Et se tournant vers la première :
— C’est beaucoup mieux : c’est ainsi que je le veux.
J’étais étonnée : en effet la dame, sans les roses, était plus fraîche et plus distinguée. Elle essaya un autre chapeau sur le devant de sa haute coiffure.
— Il faudra me faire cette forme-là en gaze brune coulissée, avec des nœuds noués en beau satin du même ton. Voilà, tâchez que je les aie pour après-demain au plus tard.
Et elle sortit de la chambre. Une demoiselle, qui avait donné les ciseaux et qui portait un petit bonnet de tulle blanc avec une rose piquée de côté, et un petit tablier à bavette tout en broderie, nous fit sortir.
La première était vexée. La dame ne lui avait pas laissé dire un mot, avait simplement commandé et était partie.
— Peuh ! pas de roses, pas de plume ni de boucle, simplement des rubans ! Sais-tu, Keetje, ce que c’est ? Elle n’a pas le sou : quelqu’un qui a des sous ne prend pas des chapeaux si simples. Elle a beau être comtesse, elle ne doit pas avoir le sou. C’était bien la peine de me déranger moi-même, tu aurais parfaitement pu faire la commission. Tiens, je vais par ici ; toi, tu dois prendre par là.
L’air décidé et sûr de soi de la dame m’avait impressionnée. Puis une comtesse… elle pourrait bien avoir raison.

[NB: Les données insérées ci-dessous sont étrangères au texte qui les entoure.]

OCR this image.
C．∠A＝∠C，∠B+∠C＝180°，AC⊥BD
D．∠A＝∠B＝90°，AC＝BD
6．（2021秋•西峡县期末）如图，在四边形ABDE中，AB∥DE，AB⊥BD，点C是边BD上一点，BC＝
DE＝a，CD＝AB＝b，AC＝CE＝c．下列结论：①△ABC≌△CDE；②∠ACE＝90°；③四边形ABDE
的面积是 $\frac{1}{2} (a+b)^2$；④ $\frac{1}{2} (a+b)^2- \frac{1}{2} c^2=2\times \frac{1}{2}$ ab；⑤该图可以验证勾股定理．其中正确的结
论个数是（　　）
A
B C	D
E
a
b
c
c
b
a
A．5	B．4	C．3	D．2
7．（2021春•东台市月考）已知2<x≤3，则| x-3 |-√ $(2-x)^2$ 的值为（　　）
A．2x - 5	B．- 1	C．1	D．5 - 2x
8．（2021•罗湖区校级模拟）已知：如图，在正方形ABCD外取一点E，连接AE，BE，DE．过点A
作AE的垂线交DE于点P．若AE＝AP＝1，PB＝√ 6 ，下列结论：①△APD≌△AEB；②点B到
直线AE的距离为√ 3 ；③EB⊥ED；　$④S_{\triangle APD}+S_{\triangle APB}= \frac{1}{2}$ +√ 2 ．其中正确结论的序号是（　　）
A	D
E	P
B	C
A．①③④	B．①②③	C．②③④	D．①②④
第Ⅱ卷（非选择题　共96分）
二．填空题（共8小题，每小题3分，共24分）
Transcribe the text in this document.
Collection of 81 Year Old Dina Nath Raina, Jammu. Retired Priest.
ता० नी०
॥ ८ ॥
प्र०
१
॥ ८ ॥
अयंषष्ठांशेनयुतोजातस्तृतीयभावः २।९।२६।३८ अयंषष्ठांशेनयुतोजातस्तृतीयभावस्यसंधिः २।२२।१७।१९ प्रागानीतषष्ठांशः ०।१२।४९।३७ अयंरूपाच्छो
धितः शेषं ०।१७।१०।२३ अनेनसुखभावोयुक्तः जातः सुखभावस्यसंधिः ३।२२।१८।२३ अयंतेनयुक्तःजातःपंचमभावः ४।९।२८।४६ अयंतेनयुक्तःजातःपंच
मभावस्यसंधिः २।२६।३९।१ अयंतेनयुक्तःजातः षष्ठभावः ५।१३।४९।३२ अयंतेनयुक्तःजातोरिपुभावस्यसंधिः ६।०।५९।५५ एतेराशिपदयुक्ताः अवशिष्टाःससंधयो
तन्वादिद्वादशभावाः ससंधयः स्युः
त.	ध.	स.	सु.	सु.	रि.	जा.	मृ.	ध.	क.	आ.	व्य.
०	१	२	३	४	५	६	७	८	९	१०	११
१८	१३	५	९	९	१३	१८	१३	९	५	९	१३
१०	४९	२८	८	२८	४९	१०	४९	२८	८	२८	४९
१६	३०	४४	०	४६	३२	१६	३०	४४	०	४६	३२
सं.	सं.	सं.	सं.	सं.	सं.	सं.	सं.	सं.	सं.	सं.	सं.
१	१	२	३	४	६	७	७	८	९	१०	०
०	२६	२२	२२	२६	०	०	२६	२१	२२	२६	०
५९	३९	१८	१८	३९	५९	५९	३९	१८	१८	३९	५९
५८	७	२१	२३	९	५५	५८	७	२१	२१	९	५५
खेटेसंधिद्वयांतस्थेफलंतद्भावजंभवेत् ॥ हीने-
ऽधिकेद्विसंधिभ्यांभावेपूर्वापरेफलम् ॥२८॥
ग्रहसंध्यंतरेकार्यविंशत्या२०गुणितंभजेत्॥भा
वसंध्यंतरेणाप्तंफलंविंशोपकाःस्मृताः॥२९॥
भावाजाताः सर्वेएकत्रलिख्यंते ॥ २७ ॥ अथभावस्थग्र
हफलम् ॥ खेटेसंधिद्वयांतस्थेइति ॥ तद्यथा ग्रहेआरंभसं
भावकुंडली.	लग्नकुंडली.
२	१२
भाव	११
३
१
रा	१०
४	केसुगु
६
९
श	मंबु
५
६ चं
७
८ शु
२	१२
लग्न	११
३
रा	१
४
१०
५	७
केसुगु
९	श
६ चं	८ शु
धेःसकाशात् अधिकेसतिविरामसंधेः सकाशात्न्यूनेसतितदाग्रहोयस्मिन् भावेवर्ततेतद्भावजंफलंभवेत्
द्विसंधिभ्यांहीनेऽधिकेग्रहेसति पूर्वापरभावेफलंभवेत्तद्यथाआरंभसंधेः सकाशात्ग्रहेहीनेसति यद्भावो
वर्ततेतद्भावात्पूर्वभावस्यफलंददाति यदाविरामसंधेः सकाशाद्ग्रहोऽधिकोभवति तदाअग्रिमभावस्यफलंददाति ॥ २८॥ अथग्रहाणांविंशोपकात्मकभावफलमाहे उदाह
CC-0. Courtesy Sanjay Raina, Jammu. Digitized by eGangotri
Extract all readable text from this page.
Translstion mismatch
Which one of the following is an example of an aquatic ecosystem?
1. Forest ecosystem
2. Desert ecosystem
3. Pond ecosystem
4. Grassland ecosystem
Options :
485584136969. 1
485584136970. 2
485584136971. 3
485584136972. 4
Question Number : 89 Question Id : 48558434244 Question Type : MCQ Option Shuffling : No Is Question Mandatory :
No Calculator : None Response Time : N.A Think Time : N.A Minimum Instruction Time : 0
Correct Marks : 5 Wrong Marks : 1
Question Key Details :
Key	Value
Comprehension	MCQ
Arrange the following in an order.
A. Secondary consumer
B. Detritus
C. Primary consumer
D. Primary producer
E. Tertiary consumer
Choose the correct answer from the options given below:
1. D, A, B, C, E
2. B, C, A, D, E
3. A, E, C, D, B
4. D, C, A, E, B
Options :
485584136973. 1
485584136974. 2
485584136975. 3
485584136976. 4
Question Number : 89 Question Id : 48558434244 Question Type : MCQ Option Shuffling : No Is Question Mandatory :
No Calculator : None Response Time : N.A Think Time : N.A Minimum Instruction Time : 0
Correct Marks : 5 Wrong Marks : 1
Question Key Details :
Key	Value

Je veux voir…
J’entrai dans un couloir de magasin, où je savais que la porte du fond avait une glace, et j’essayai tous les chapeaux : d’abord un avec des fleurs, puis celui sans fleurs, puis un avec une plume, puis encore celui avec des nœuds ; et je vis que les chapeaux les plus simples étaient les plus seyants.
Au milieu de mes expériences, la porte-glace s’ouvrit : un vieux monsieur et une dame sortirent. Ils s’arrêtèrent, interdits ; moi aussi, avec un chapeau sur ma tête ; alors, en pouffant, ils partirent.